Aider les autres pour s'aider soi
Ainsi, au Bénin, des jeunes en difficulté, accueillis loin de la capitale, financent, par leurs activités de maraîchage, la scolarisation d'enfants de Cotonou. Les petits ont classe dans les locaux d'Emmaüs pendant que leurs mamans trient des vêtements arrivés des groupes européens par containers. Une fois la classe finie et le tri fait, les mamans partent revendre les vêtements de seconde main sur les marchés pour pouvoir assurer le quotidien de leur famille.

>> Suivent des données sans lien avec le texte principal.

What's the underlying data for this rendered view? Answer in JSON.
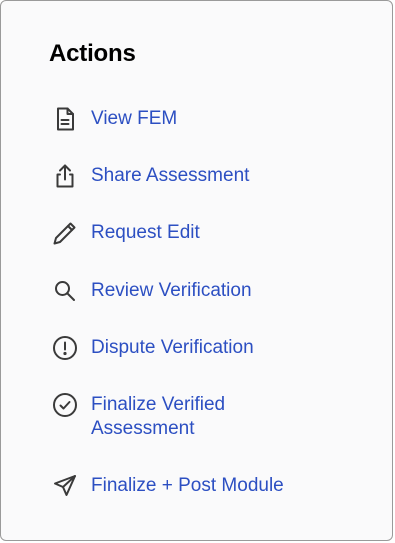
{
  "panel": {
    "title": "Actions"
  },
  "actions": [
    {
      "label": "View FEM",
      "icon": "document-icon"
    },
    {
      "label": "Share Assessment",
      "icon": "share-icon"
    },
    {
      "label": "Request Edit",
      "icon": "pencil-icon"
    },
    {
      "label": "Review Verification",
      "icon": "search-icon"
    },
    {
      "label": "Dispute Verification",
      "icon": "alert-circle-icon"
    },
    {
      "label": "Finalize Verified Assessment",
      "icon": "check-circle-icon"
    },
    {
      "label": "Finalize + Post Module",
      "icon": "send-icon"
    }
  ],
  "colors": {
    "link": "#2c4fc2",
    "icon": "#3a3a3a",
    "panel_background": "#fafafb",
    "border": "#9a9a9a"
  }
}
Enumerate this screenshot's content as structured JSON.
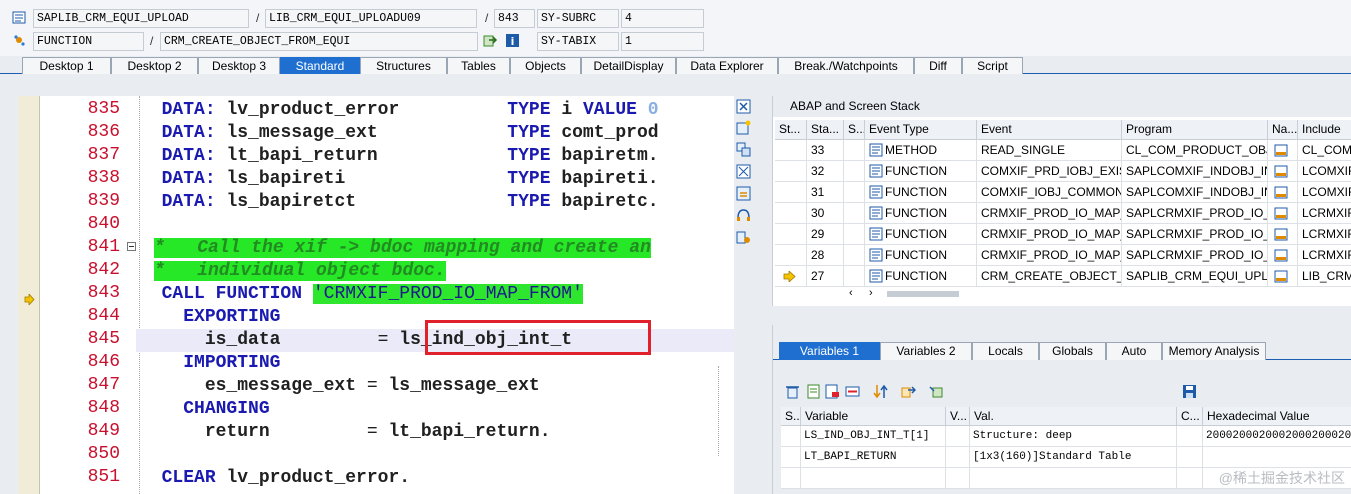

Les groupes Emmaüs reprennent l'intuition géniale de l'Abbé Pierre selon laquelle "c'est en sauvant les autres, que l'on se sauve soi-même". En effet, l'Abbé Pierre croisa la route d'un homme qui voulait se suicider, l'abbé Pierre le persuada qu'il pouvait être utile à d'autres malgré sa misère en construisant des logements de fortune pour les sans abris. L'homme, premier compagnon d'Emmaüs, s'était trouvé ainsi des raisons de vivre et une nouvelle dignité.
Des groupes uniques
Quand les communautés Emmaüs ont bourgeonné en France, l'Abbé Pierre se rendit à l'étranger pour donner des conférences, notamment en Amérique Latine, éveillant le désir de certains, dès 1971, de lancer des groupes dans leurs pays. Formidable brassage de bonne volonté et d'expériences, les camps de jeunes, où des jeunes de tous pays consacrent quelques semaines de leurs vacances d'été à aider des groupes sur des projets précis, permettent aussi de se familiariser avec l'esprit du mouvement. Emmaüs, quoique fondé par un prêtre catholique, est un mouvement apolitique et non confessionnel. Quand une initiative surgit, les groupes du continent concerné analysent la proposition puis proposent éventuellement un accompagnement du projet durant plusieurs années avant de l'intégrer définitivement dans le mouvement. L'organisation est très démocratique, il n'y a pas de centralisation, des impulsions communes plutôt et un échange d'expériences qui permet à chaque groupe de façonner sa propre réponse aux défis qui l'entourent. Aujourd'hui, plus de 200.000 personnes environ sont engagées dans les groupes Emmaüs à travers le monde, mais des millions des personnes bénéficient de leurs actions de solidarité et de partage.
L'Abbé Pierre, mort en 2007, a passé un relais vivant et pertinent face aux bouleversements du monde.